Passado o impacto inicial, as crises de relacionamento no elenco tornam a aparecer. Após um inacreditável vexame em Florianópolis, em que o Flamengo do Apolinho consegue a façanha de abrir 2-0 e ceder o empate para um Grêmio cheio de reservas e com nove jogadores, partida em que o esquema “montanha-russa” foi testado e reprovado, o vestiário explode, acirrando o racha entre as estrelas (comandadas por Romário e Edmundo) e o restante do elenco (“comandado” por Sávio). Romário critica os zagueiros, Sávio os defende, ninguém se entende, e o time volta a despencar na tabela. O auge da crise se dá após um Fla-Flu em Campina Grande, quando Romário declara taxativamente que “esse time é uma merda e não vai a lugar algum”.

O resultado é a lanterna de seu grupo ao final do primeiro turno e a ameaça cada vez mais viva de rebaixamento. Como se o surrealismo não fosse suficiente, o Flamengo desiste de exibir seu futebol deprimente pelo Brasil e se fixa no Rio de Janeiro. Em São Januário, que se torna o caldeirão rubro-negro e onde o Flamengo se livra da Série B com vitórias cruciais contra Bragantino, Criciúma, Goiás e Sport.

A crise somente dá sinais de atenuação quando Edmundo começa a se tornar figura cada vez mais ausente da equipe. Convivendo com suspensões e lesões, enfim o Animal fratura o pé contra o Internacional, no Beira-Rio, e está fora do restante da temporada. Romário, que também coleciona ausências pelos mais diversos motivos (dores no pescoço, intoxicação alimentar, cartões amarelos obtidos no final de partidas já decididas), está gordo e vai arrastando sua desmotivação, ansioso pelo final da temporada. Ironicamente, sem os dois astros e escalado com garotos como Fabiano, Rodrigo Mendes e Aloísio Chulapa o Flamengo começa a crescer na Supercopa, vai passando fase a fase até chegar às finais. Na primeira partida, com o time completo, o rubro-negro atua de forma estranhamente apática e praticamente define a perda do título na derrota por 2-0 para os argentinos do Independiente, de nada adiantando o magro 1-0 no Maracanã lotado.
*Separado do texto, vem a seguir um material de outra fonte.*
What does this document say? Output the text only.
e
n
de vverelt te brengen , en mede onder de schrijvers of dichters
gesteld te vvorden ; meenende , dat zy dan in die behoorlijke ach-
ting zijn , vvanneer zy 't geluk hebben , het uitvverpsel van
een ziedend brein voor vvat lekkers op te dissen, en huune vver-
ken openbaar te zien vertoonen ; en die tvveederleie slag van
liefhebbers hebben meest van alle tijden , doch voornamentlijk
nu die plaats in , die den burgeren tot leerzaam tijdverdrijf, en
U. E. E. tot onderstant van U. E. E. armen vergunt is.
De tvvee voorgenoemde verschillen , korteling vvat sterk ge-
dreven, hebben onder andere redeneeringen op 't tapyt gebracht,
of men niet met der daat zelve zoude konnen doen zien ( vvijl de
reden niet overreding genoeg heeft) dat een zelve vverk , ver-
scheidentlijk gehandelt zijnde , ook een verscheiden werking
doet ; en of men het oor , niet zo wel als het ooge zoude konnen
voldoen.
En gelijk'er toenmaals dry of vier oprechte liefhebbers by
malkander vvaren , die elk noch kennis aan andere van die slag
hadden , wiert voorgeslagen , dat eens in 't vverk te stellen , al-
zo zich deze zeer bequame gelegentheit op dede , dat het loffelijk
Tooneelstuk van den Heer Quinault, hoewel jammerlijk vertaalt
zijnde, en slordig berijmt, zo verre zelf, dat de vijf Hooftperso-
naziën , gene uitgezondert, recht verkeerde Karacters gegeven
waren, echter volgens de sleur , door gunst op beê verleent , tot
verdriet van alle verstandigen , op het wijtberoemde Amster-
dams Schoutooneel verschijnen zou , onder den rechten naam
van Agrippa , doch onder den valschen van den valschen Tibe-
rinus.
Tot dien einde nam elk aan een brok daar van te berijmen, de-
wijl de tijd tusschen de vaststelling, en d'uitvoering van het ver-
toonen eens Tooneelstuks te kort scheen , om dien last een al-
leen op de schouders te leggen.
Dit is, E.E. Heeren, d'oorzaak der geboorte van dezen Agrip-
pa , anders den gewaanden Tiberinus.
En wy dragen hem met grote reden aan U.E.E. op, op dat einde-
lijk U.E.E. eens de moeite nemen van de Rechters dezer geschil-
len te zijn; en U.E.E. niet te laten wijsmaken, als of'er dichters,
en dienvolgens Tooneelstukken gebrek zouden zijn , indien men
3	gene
Poderia ser no Maracanã abarrotado, pulsante e fervilhante, mas foi no silencioso e acanhado Estádio Municipal, de Juiz de Fora. Poderia ter sido contra o forte Independiente, um dos mais tradicionais clubes da América do Sul, mas acabou contra o União São João de Araras, lanterna absoluto do Brasileiro. Poderia ser erguendo a taça de campeão, mas a realidade mostrou um time buscando um empate com dificuldades após sair com dois gols atrás no marcador. Opaca, clandestina, mera nota de rodapé. Eis a despedida de Washington Rodrigues do comando técnico do Flamengo.

Experiência que o Apolinho declararia válida, “quem nunca sonhou dirigir seu time de coração?”, mas que se mostrou um recurso extravagante e inútil para sanar as mazelas de um time mal concebido, mal montado, mal planejado, fadado ao desastre.

O perfeito reflexo de seus comandantes.